La cataracte, une maladie de l’œil liée à l’âge

Ophtalmologie

Maladie fréquente de l'œil, la cataracte est due au processus naturel de vieillissement. Elle survient généralement après l'âge de 60 ans. Le traitement de cette pathologie est purement chirurgical. Le point avec le Dr Nabil Torbey, chirurgien ophtalmologiste.

N.M. | OLJ
30/08/2016

Affection due au processus normal du vieillissement, la cataracte est une maladie de l'œil qui apparaît généralement après l'âge de 60 ans. Elle est due à une opacification du cristallin, c'est-à-dire de la lentille naturelle de l'œil, qui perd sa transparence. Cela entraîne une baisse progressive de la vue, un éblouissement à la lumière vive, une diplopie monoculaire (c'est-à-dire une vision double d'un objet touchant un seul œil) ou encore une vision déformée et obscurcie, ainsi qu'une gêne lors de la lecture ou de la conduite de la voiture la nuit.

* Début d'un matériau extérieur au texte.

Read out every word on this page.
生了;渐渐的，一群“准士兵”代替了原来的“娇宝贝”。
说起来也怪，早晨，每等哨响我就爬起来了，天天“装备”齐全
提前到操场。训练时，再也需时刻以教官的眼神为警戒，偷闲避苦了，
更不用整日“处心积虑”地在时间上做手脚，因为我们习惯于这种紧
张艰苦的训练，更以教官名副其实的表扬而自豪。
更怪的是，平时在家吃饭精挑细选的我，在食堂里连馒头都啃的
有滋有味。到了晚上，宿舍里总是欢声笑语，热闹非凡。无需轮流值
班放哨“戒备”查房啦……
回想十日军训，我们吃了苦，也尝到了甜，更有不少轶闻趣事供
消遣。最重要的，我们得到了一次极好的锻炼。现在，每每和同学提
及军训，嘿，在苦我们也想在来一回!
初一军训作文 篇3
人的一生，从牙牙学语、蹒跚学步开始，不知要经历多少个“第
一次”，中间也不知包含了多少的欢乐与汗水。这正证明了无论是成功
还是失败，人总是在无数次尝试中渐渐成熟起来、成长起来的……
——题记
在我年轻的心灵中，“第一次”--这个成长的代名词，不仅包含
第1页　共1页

Il existe plusieurs formes de cataracte, la plus fréquente étant la cataracte sénile qui, comme son nom l'indique, est due au processus normal de vieillissement. La cataracte secondaire est due à un traumatisme, comme une inflammation chronique de l'œil, un traitement prolongé à base de corticostéroïdes, une radiothérapie de la région faciale ou encore certaines maladies chroniques, comme le diabète de type 2.
Le traitement de la cataracte est purement chirurgical. Plusieurs techniques chirurgicales sont utilisées. La procédure de choix reste toutefois la phacoémulsification, qui consiste à enlever le cristallin opaque et à le remplacer par un implant intraoculaire transparent. Pour cela, on introduit dans l'œil un tube fin qui envoie des ultrasons et liquéfie l'intérieur du cristallin. On ôte ainsi le noyau opaque et on le remplace par l'implant. La chirurgie est faite sous anesthésie locale.

Une deuxième méthode est utilisée, dans le cadre de laquelle une partie de l'opération est effectuée avec le laser. La seconde partie est assurée avec la phacoémulsification. L'avantage de cette procédure est qu'elle facilite une partie de la chirurgie. Cependant, cette procédure ne peut pas être faite entièrement avec le laser. En plus, pour la mener, il faut avoir recours à deux équipes d'assistants. L'une aide le chirurgien dans la première phase de l'opération au laser (ouverture de la capsule antérieure et découpage du noyau du cristallin en plusieurs morceaux). La seconde équipe assiste le chirurgien qui complète l'opération, consistant à émulsifier le noyau avec l'ultrason et à poser l'implant intraoculaire.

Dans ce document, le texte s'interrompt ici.